Les invités du palais semblent plus joyeux que lors du couronnement et je perçois leurs murmures incessants ainsi que les interrogations que certains se posent. Il y en a qui se demandent pourquoi j'ai choisi Kile et non Henri, d'autres qui s'inquiètent de savoir si le costume du marié sera plus beau que celui que portait mon père le jour de son union avec ma mère. Ce sont des questions qui me paraissent bien futiles à côtés des miennes car je joue là mon avenir tout entier. Avec un sourire de circonstance, je m'avance vers l'estrade, montant tranquillement les quelques marches en faisant claquer mes talons. J'ai le cœur qui bat à cent à l'heure, les joues qui chauffent un peu à l'idée de me retrouver seule avec mon mari ce soir et mon estomac se noue quand Kile monte à son tour. Il est sublime dans son costume et il arbore un air légèrement amusé qui me tire un petit sourire. Je vois de la victoire dans son regard quand il se rend compte du fait que je vais l'accueillir dans ma vie. Un prêtre est déjà là pour sceller notre union et je laisse mes yeux errer dans la foule, à la recherche de visages connus. Tous mes prétendants sont là, la plupart sourient alors que de rares ont des expressions dignes d'un enterrement. Je leur fais un signe de la main, déclenchant des rires de la part des invités. Je dois montrer que je suis toujours la même malgré ma décision de me marier et il est hors de question pour moi de leur faire croire qu'Eadlyn Schreave a disparu. J'entends à peine la voix du prêtre lorsqu'il énonce les différentes choses que nous devons savoir concernant notre mariage. Je sens les doigts de Kile s'entrelacer avec les miens et je retiens un frisson au contact de sa peau, essayant de ne pas m'échapper. Je perçois facilement le "oui" qu'il prononce d'une voix ferme et, quand vient mon tour, je jette un coup d'oeil en arrière, vers les invités, vers le peuple, comme s'ils participaient eux-aussi.

C'est alors que je le vois, un peu à l'écart de la foule, une expression triste sur son visage. Mon cœur se serre en l'apercevant et je dois prendre sur moi pour reporter mon attention sur le prêtre et la cérémonie. Ce que je pensais être une bonne chose n'en est finalement pas une. Alors que je croyais qu'Erik n'était pas là, c'est tout le contraire que je viens de remarquer et sa présence me chagrine encore plus que son absence. Je ne devrais pas être ainsi touchée par son regard mais je ne peux m'empêcher de songer au fait qu'il a été un véritable ami pour moi tout au long de la Sélection. Il est devenu mon confident, j'ai réussi à lui ouvrir mon cœur alors que j'avais tant de mal à le faire face aux prétendants. Voilà ce que nous étions, de simples amis, rien de plus.
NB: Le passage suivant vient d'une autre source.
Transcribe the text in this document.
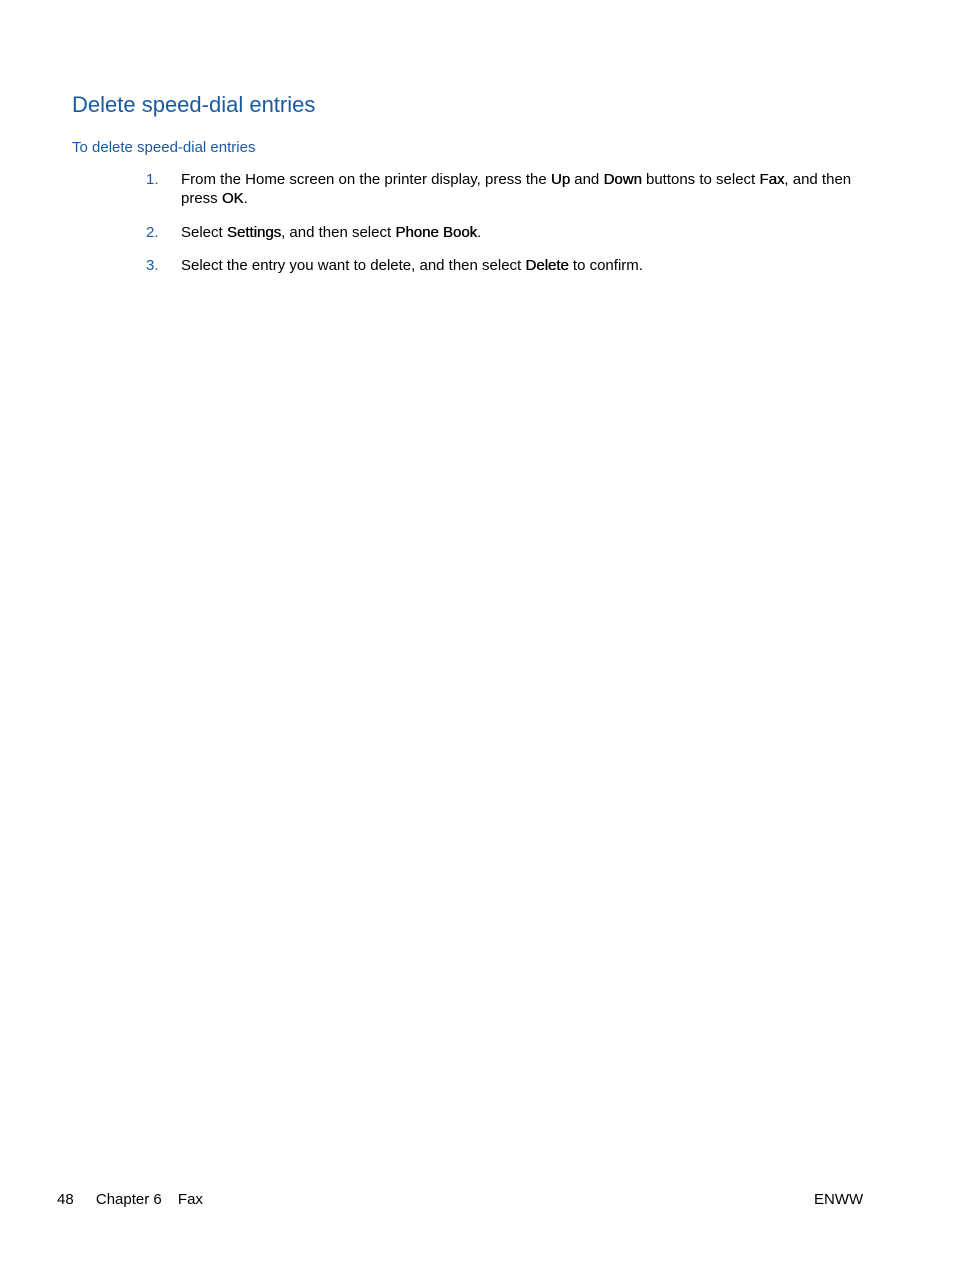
Delete speed-dial entries
To delete speed-dial entries
1. From the Home screen on the printer display, press the Up and Down buttons to select Fax, and then press OK.
2. Select Settings, and then select Phone Book.
3. Select the entry you want to delete, and then select Delete to confirm.
48 Chapter 6 Fax	ENWW
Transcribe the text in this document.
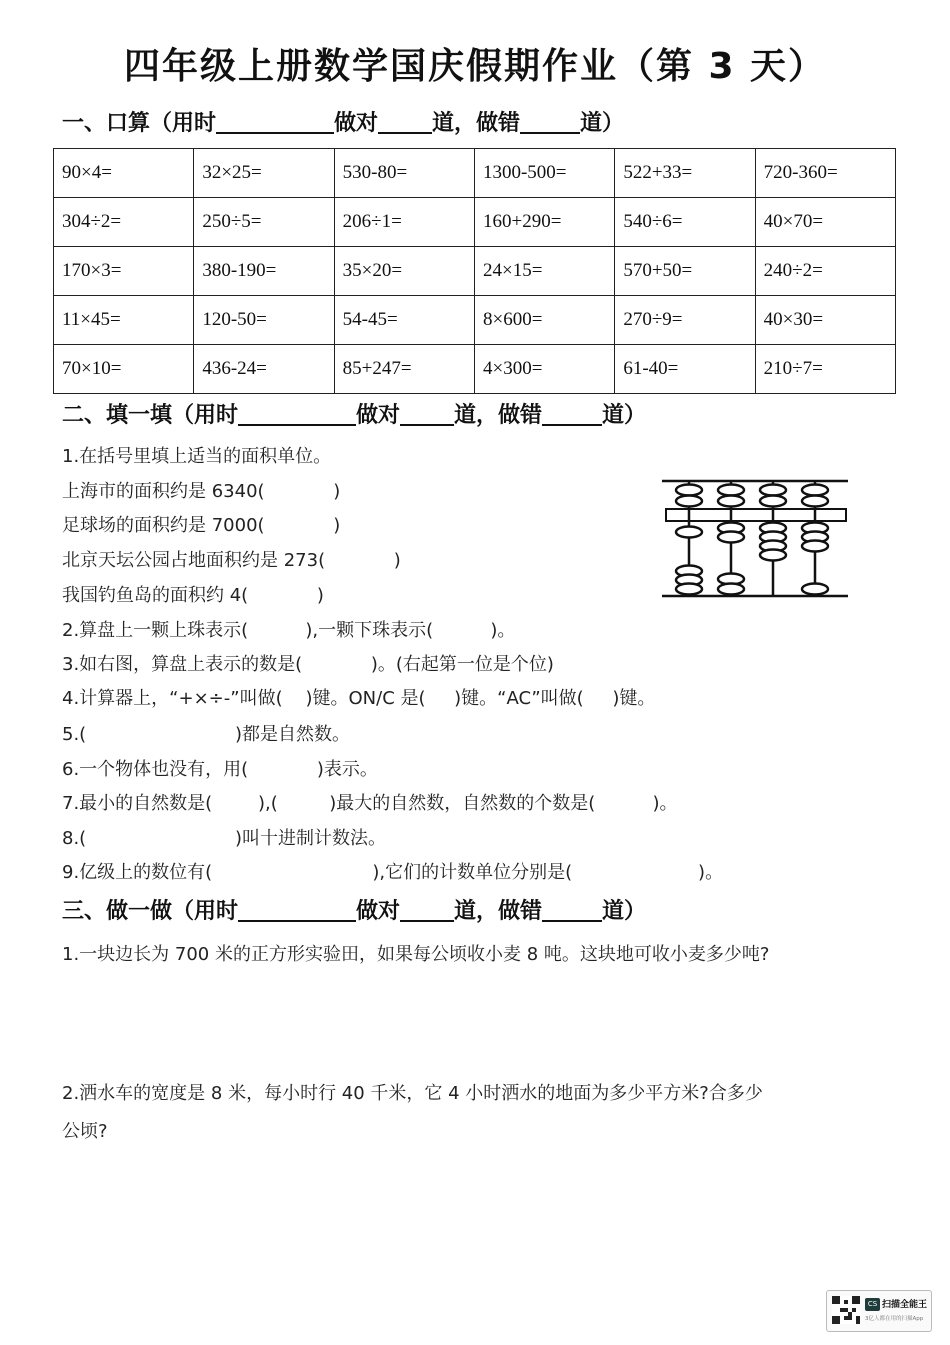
四年级上册数学国庆假期作业（第 3 天）
一、口算（用时	做对 道，做错	道）
90×4=	32×25=	530-80=	1300-500=	522+33=	720-360=
304÷2=	250÷5=	206÷1=	160+290=	540÷6=	40×70=
170×3=	380-190=	35×20=	24×15=	570+50=	240÷2=
11×45=	120-50=	54-45=	8×600=	270÷9=	40×30=
70×10=	436-24=	85+247=	4×300=	61-40=	210÷7=
二、填一填（用时	做对 道，做错	道）
1.在括号里填上适当的面积单位。
上海市的面积约是 6340(            )
足球场的面积约是 7000(            )
北京天坛公园占地面积约是 273(            )
我国钓鱼岛的面积约 4(            )
2.算盘上一颗上珠表示(          ),一颗下珠表示(          )。
3.如右图，算盘上表示的数是(            )。(右起第一位是个位)
4.计算器上，“+×÷-”叫做(    )键。ON/C 是(     )键。“AC”叫做(     )键。
5.(                          )都是自然数。
6.一个物体也没有，用(            )表示。
7.最小的自然数是(        ),(         )最大的自然数，自然数的个数是(          )。
8.(                          )叫十进制计数法。
9.亿级上的数位有(                            ),它们的计数单位分别是(                      )。
三、做一做（用时	做对 道，做错	道）
1.一块边长为 700 米的正方形实验田，如果每公顷收小麦 8 吨。这块地可收小麦多少吨?
2.洒水车的宽度是 8 米，每小时行 40 千米，它 4 小时洒水的地面为多少平方米?合多少
公顷?
CS 扫描全能王
3亿人都在用的扫描App
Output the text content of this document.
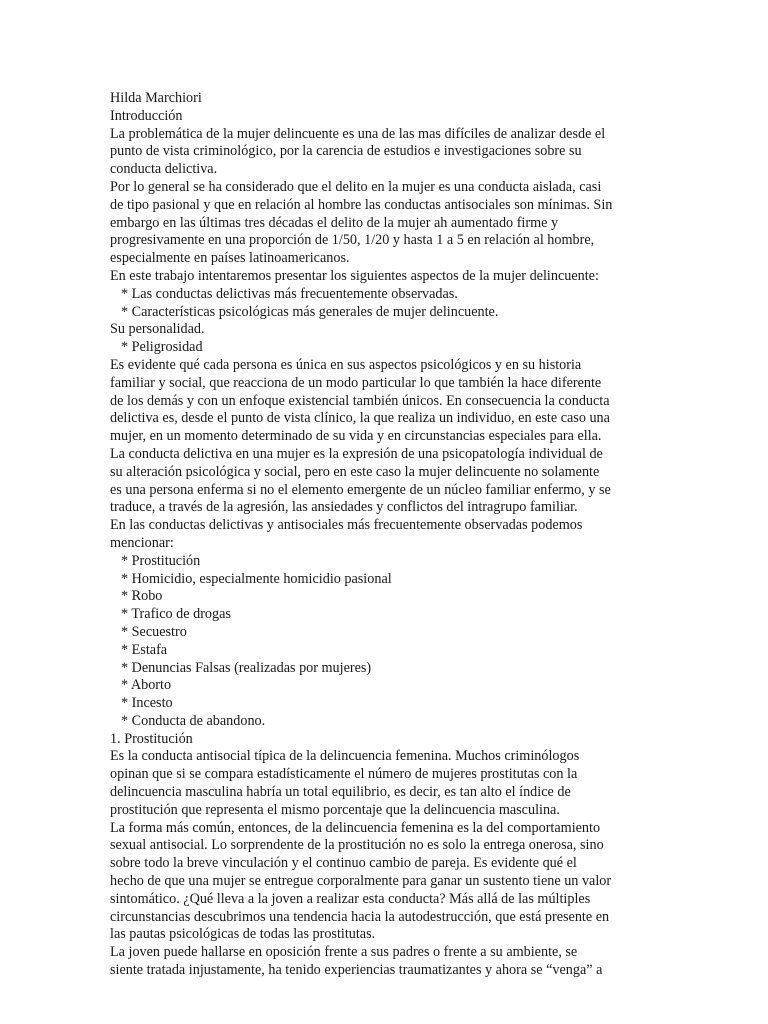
Hilda Marchiori
Introducción
La problemática de la mujer delincuente es una de las mas difíciles de analizar desde el
punto de vista criminológico, por la carencia de estudios e investigaciones sobre su
conducta delictiva.
Por lo general se ha considerado que el delito en la mujer es una conducta aislada, casi
de tipo pasional y que en relación al hombre las conductas antisociales son mínimas. Sin
embargo en las últimas tres décadas el delito de la mujer ah aumentado firme y
progresivamente en una proporción de 1/50, 1/20 y hasta 1 a 5 en relación al hombre,
especialmente en países latinoamericanos.
En este trabajo intentaremos presentar los siguientes aspectos de la mujer delincuente:
* Las conductas delictivas más frecuentemente observadas.
* Características psicológicas más generales de mujer delincuente.
Su personalidad.
* Peligrosidad
Es evidente qué cada persona es única en sus aspectos psicológicos y en su historia
familiar y social, que reacciona de un modo particular lo que también la hace diferente
de los demás y con un enfoque existencial también únicos. En consecuencia la conducta
delictiva es, desde el punto de vista clínico, la que realiza un individuo, en este caso una
mujer, en un momento determinado de su vida y en circunstancias especiales para ella.
La conducta delictiva en una mujer es la expresión de una psicopatología individual de
su alteración psicológica y social, pero en este caso la mujer delincuente no solamente
es una persona enferma si no el elemento emergente de un núcleo familiar enfermo, y se
traduce, a través de la agresión, las ansiedades y conflictos del intragrupo familiar.
En las conductas delictivas y antisociales más frecuentemente observadas podemos
mencionar:
* Prostitución
* Homicidio, especialmente homicidio pasional
* Robo
* Trafico de drogas
* Secuestro
* Estafa
* Denuncias Falsas (realizadas por mujeres)
* Aborto
* Incesto
* Conducta de abandono.
1. Prostitución
Es la conducta antisocial típica de la delincuencia femenina. Muchos criminólogos
opinan que si se compara estadísticamente el número de mujeres prostitutas con la
delincuencia masculina habría un total equilibrio, es decir, es tan alto el índice de
prostitución que representa el mismo porcentaje que la delincuencia masculina.
La forma más común, entonces, de la delincuencia femenina es la del comportamiento
sexual antisocial. Lo sorprendente de la prostitución no es solo la entrega onerosa, sino
sobre todo la breve vinculación y el continuo cambio de pareja. Es evidente qué el
hecho de que una mujer se entregue corporalmente para ganar un sustento tiene un valor
sintomático. ¿Qué lleva a la joven a realizar esta conducta? Más allá de las múltiples
circunstancias descubrimos una tendencia hacia la autodestrucción, que está presente en
las pautas psicológicas de todas las prostitutas.
La joven puede hallarse en oposición frente a sus padres o frente a su ambiente, se
siente tratada injustamente, ha tenido experiencias traumatizantes y ahora se “venga” a
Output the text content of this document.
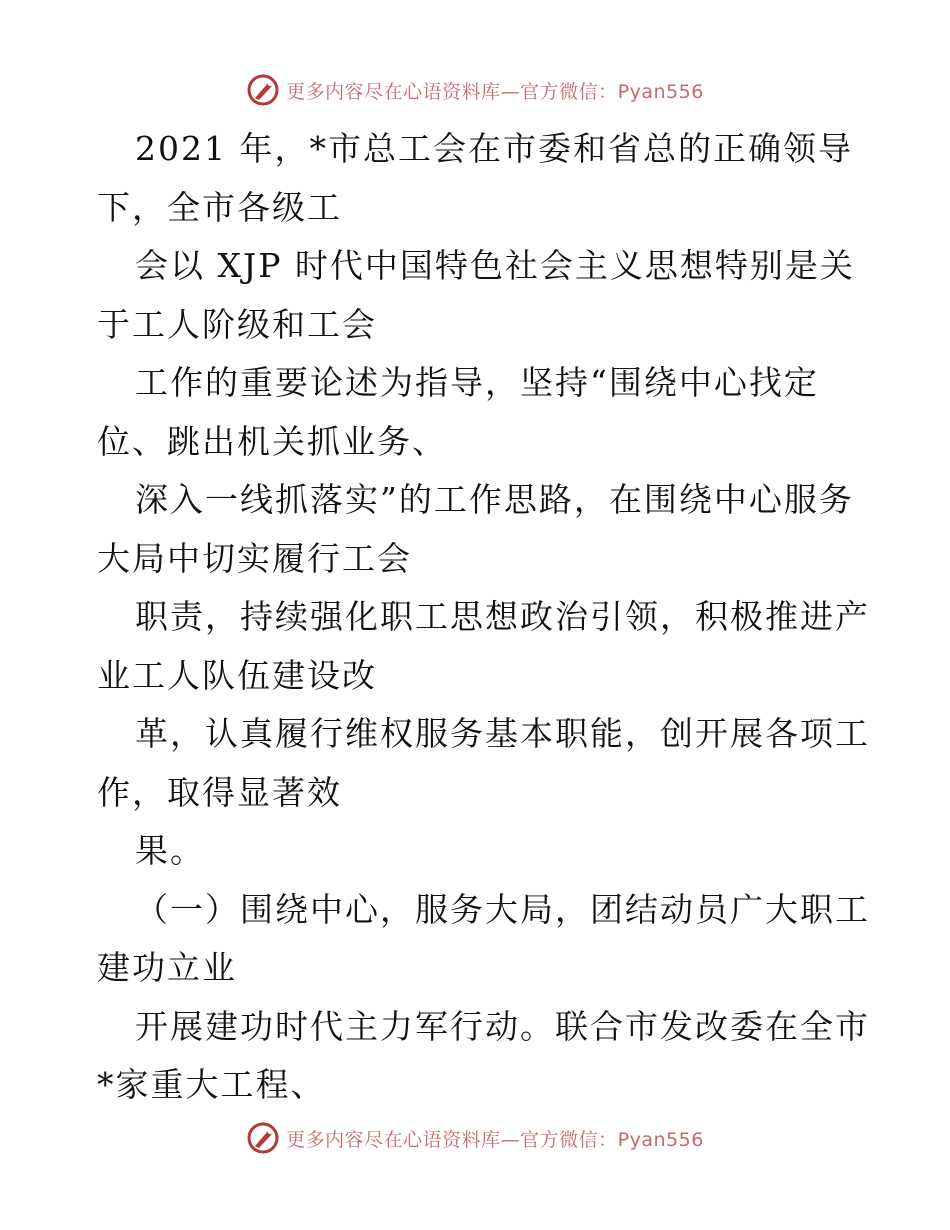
更多内容尽在心语资料库—官方微信：Pyan556
2021 年，*市总工会在市委和省总的正确领导
下，全市各级工
会以 XJP 时代中国特色社会主义思想特别是关
于工人阶级和工会
工作的重要论述为指导，坚持“围绕中心找定
位、跳出机关抓业务、
深入一线抓落实”的工作思路，在围绕中心服务
大局中切实履行工会
职责，持续强化职工思想政治引领，积极推进产
业工人队伍建设改
革，认真履行维权服务基本职能，创开展各项工
作，取得显著效
果。
（一）围绕中心，服务大局，团结动员广大职工
建功立业
开展建功时代主力军行动。联合市发改委在全市
*家重大工程、
更多内容尽在心语资料库—官方微信：Pyan556
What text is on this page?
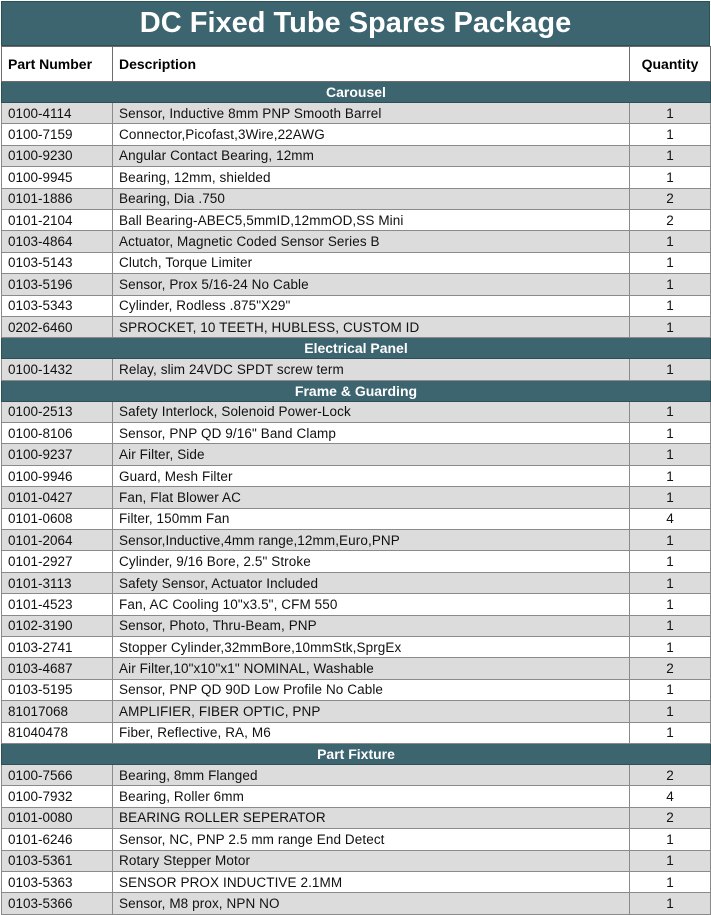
DC Fixed Tube Spares Package
Part Number	Description	Quantity
Carousel		
0100-4114	Sensor, Inductive 8mm PNP Smooth Barrel	1
0100-7159	Connector,Picofast,3Wire,22AWG	1
0100-9230	Angular Contact Bearing, 12mm	1
0100-9945	Bearing, 12mm, shielded	1
0101-1886	Bearing, Dia .750	2
0101-2104	Ball Bearing-ABEC5,5mmID,12mmOD,SS Mini	2
0103-4864	Actuator, Magnetic Coded Sensor Series B	1
0103-5143	Clutch, Torque Limiter	1
0103-5196	Sensor, Prox 5/16-24 No Cable	1
0103-5343	Cylinder, Rodless .875"X29"	1
0202-6460	SPROCKET, 10 TEETH, HUBLESS, CUSTOM ID	1
Electrical Panel		
0100-1432	Relay, slim 24VDC SPDT screw term	1
Frame & Guarding		
0100-2513	Safety Interlock, Solenoid Power-Lock	1
0100-8106	Sensor, PNP QD 9/16" Band Clamp	1
0100-9237	Air Filter, Side	1
0100-9946	Guard, Mesh Filter	1
0101-0427	Fan, Flat Blower AC	1
0101-0608	Filter, 150mm Fan	4
0101-2064	Sensor,Inductive,4mm range,12mm,Euro,PNP	1
0101-2927	Cylinder, 9/16 Bore, 2.5" Stroke	1
0101-3113	Safety Sensor, Actuator Included	1
0101-4523	Fan, AC Cooling 10"x3.5", CFM 550	1
0102-3190	Sensor, Photo, Thru-Beam, PNP	1
0103-2741	Stopper Cylinder,32mmBore,10mmStk,SprgEx	1
0103-4687	Air Filter,10"x10"x1" NOMINAL, Washable	2
0103-5195	Sensor, PNP QD 90D Low Profile No Cable	1
81017068	AMPLIFIER, FIBER OPTIC, PNP	1
81040478	Fiber, Reflective, RA, M6	1
Part Fixture		
0100-7566	Bearing, 8mm Flanged	2
0100-7932	Bearing, Roller 6mm	4
0101-0080	BEARING ROLLER SEPERATOR	2
0101-6246	Sensor, NC, PNP 2.5 mm range End Detect	1
0103-5361	Rotary Stepper Motor	1
0103-5363	SENSOR PROX INDUCTIVE 2.1MM	1
0103-5366	Sensor, M8 prox, NPN NO	1
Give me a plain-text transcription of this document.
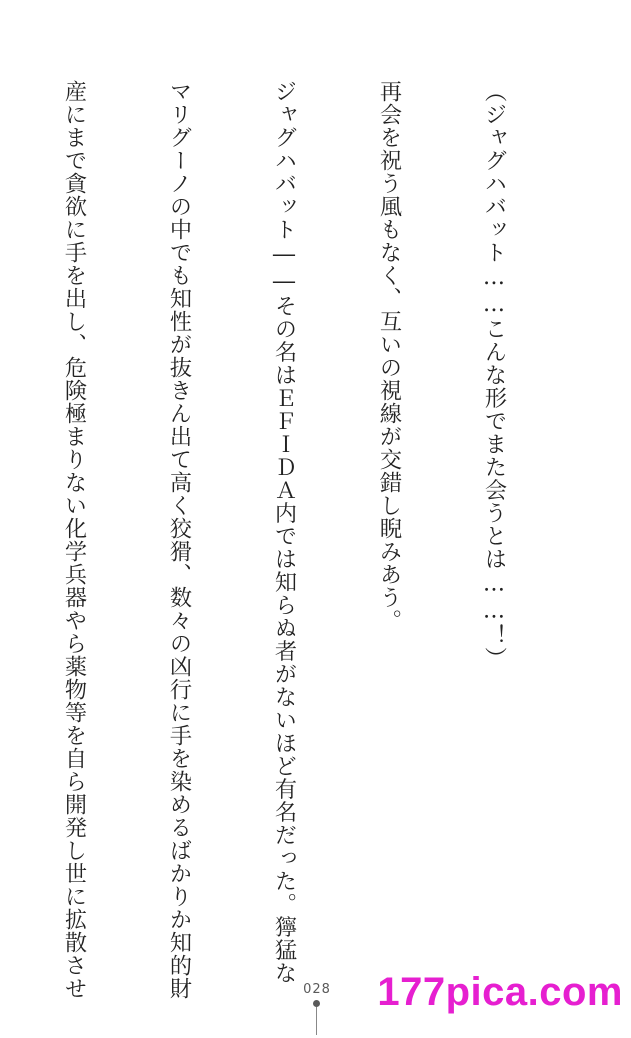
（ジャグハバット……こんな形でまた会うとは……！）

再会を祝う風もなく、互いの視線が交錯し睨みあう。

ジャグハバット――その名はＥＦＩＤＡ内では知らぬ者がないほど有名だった。獰猛な

マリグーノの中でも知性が抜きん出て高く狡猾、数々の凶行に手を染めるばかりか知的財

産にまで貪欲に手を出し、危険極まりない化学兵器やら薬物等を自ら開発し世に拡散させ

	028 177pica.com
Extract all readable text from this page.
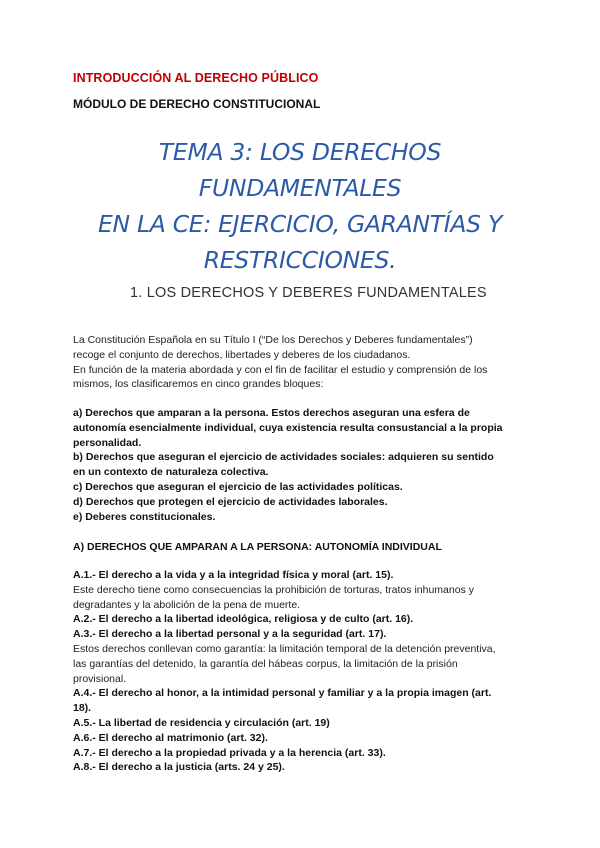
INTRODUCCIÓN AL DERECHO PÚBLICO
MÓDULO DE DERECHO CONSTITUCIONAL
TEMA 3: LOS DERECHOS FUNDAMENTALES
EN LA CE: EJERCICIO, GARANTÍAS Y
RESTRICCIONES.
1. LOS DERECHOS Y DEBERES FUNDAMENTALES

La Constitución Española en su Título I (“De los Derechos y Deberes fundamentales”)

recoge el conjunto de derechos, libertades y deberes de los ciudadanos.

En función de la materia abordada y con el fin de facilitar el estudio y comprensión de los

mismos, los clasificaremos en cinco grandes bloques:

a) Derechos que amparan a la persona. Estos derechos aseguran una esfera de

autonomía esencialmente individual, cuya existencia resulta consustancial a la propia

personalidad.

b) Derechos que aseguran el ejercicio de actividades sociales: adquieren su sentido

en un contexto de naturaleza colectiva.

c) Derechos que aseguran el ejercicio de las actividades políticas.

d) Derechos que protegen el ejercicio de actividades laborales.

e) Deberes constitucionales.

A) DERECHOS QUE AMPARAN A LA PERSONA: AUTONOMÍA INDIVIDUAL

A.1.- El derecho a la vida y a la integridad física y moral (art. 15).

Este derecho tiene como consecuencias la prohibición de torturas, tratos inhumanos y

degradantes y la abolición de la pena de muerte.

A.2.- El derecho a la libertad ideológica, religiosa y de culto (art. 16).

A.3.- El derecho a la libertad personal y a la seguridad (art. 17).

Estos derechos conllevan como garantía: la limitación temporal de la detención preventiva,

las garantías del detenido, la garantía del hábeas corpus, la limitación de la prisión

provisional.

A.4.- El derecho al honor, a la intimidad personal y familiar y a la propia imagen (art.

18).

A.5.- La libertad de residencia y circulación (art. 19)

A.6.- El derecho al matrimonio (art. 32).

A.7.- El derecho a la propiedad privada y a la herencia (art. 33).

A.8.- El derecho a la justicia (arts. 24 y 25).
Ou du moins, c'était ce que je pensais jusqu'à aujourd'hui, jusqu'à ce que je croise ses yeux remplis d'une douleur contenue. Nous n'avons fait que discuter jusque-là mais j'aurais dû deviner ses sentiments car ils ne sont que le reflet des miens. Mais je ne peux pas m'attacher à quelqu'un comme lui, il ne fait même pas partie de la Sélection et mes parents me le reprocheraient. Sans compter le peuple qui ne comprendrait pas et qui croit que je n'aime que Kile. Ce dernier m'observe en silence, attendant mon intervention pour finir enfin notre union. Je tente d'oublier Erik, mon cœur qui saigne et je me résous à continuer la mascarade que je joue depuis ma naissance.

- Oui.

Le dernier mot de ma vie de solitaire, celui qui marque la fin de mon indépendance et le début d'une nouvelle vie. Mais mon existence sera bien terne maintenant que je sais que j'ai fait le mauvais choix.


Peut-être que je reviendrai sur ce fandom, La Sélection est une série que j'ai beaucoup aimée et je n'ai pas encore envie d'abandonner les personnages de Kiera Cass.